Before we continue to specific supply chain issues, it should be noted that the relative calm in global – and even Chinese – markets does not indicate that the coronavirus’ economic impact will be benign. Massive easing from central banks, particularly the U.S. Federal Reserve and the People’s Bank of China (PBoC), has injected hundreds of billions of dollars of liquidity into global stock markets in the preceding months. As quarantine measures escalated in China and markets were poised to open after the New Year holiday, the PBoC again flooded the equivalent of $240 billion in yuan into the financial system to offset a massive plunge in Chinese markets. Markets are not calm, then, so much as they are sedated, continuing a general theme of divergence from the underlying health of the global economy. 
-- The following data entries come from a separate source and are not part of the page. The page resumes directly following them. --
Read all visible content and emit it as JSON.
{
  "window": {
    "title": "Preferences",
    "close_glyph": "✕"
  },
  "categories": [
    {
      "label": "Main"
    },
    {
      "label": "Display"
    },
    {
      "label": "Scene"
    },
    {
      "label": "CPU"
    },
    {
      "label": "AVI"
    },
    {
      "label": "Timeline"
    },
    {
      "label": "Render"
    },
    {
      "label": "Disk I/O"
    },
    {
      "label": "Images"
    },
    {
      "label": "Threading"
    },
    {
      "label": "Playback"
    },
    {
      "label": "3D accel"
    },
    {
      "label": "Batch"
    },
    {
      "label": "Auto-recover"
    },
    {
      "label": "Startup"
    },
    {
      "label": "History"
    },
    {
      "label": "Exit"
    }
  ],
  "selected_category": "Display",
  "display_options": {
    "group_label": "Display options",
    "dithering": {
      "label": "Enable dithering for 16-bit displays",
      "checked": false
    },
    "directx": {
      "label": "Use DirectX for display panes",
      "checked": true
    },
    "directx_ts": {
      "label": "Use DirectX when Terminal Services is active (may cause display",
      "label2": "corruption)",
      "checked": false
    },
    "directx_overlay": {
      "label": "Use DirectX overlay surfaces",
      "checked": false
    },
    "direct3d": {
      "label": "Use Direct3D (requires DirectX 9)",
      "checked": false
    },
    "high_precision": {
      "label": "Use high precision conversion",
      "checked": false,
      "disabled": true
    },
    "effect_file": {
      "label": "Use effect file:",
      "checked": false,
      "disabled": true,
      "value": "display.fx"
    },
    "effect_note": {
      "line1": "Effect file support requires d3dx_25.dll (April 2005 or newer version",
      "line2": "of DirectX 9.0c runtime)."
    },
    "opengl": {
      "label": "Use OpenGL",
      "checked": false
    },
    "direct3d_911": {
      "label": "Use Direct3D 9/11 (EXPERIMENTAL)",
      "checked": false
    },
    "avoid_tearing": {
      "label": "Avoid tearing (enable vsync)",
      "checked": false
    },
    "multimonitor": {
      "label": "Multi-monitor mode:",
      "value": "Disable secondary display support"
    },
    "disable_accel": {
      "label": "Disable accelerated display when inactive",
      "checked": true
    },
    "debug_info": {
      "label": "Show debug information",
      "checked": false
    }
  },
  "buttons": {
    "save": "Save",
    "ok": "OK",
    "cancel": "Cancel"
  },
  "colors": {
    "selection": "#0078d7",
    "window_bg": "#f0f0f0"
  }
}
China accounted for over a third of the world’s manufacturing output in 2019. At a more granular level, China produced almost 30% of the world’s exports of computers, electronics, and electrical equipment; 40% of its textile exports; and around 20% of exports of furniture, rubber, and plastics. Companies that have relocated assembly for products like smartphones, including Samsung and Google, still rely on components manufactured in China. As some logistics managers have observed, even many non-Chinese alternative producers of particular components depend on other parts that are themselves produced in the affected regions of China. The spread of just-in-time logistics systems may also compound the effects of the shutdown. If Foxconn plants do not reopen at sufficient capacity, for instance, Apple may be forced to delay the launch of its new iPhone. If disruptions persist beyond a few weeks, major retailers could face serious restocking issues within two to three months. Downstream delays for retailers and consumers would be matched by a blow to upstream demand for components and basic materials if factory orders slump. And this does not even account for the fact that China is not only a major producer of goods, but also the largest source of global growth in many consumer markets. 

It is obvious that continued shutdowns due to the coronavirus could significantly disrupt global supply chains, leading to wider economic pain. It is difficult to predict whether China’s cautious reopening of closed firms will prove wise or lead ultimately to a longer and more disruptive outbreak. In the international context, the failure to contain the spread of the virus would almost certainly lead to additional restrictions on the movement of goods and people, providing a further headwind to global trade. Caution is therefore certainly in order, as the human toll of the outbreak could be compounded by economic dislocation lasting several months. International cooperation is absolutely necessary if we are to weather this new threat to human life and the global systems upon which we all depend.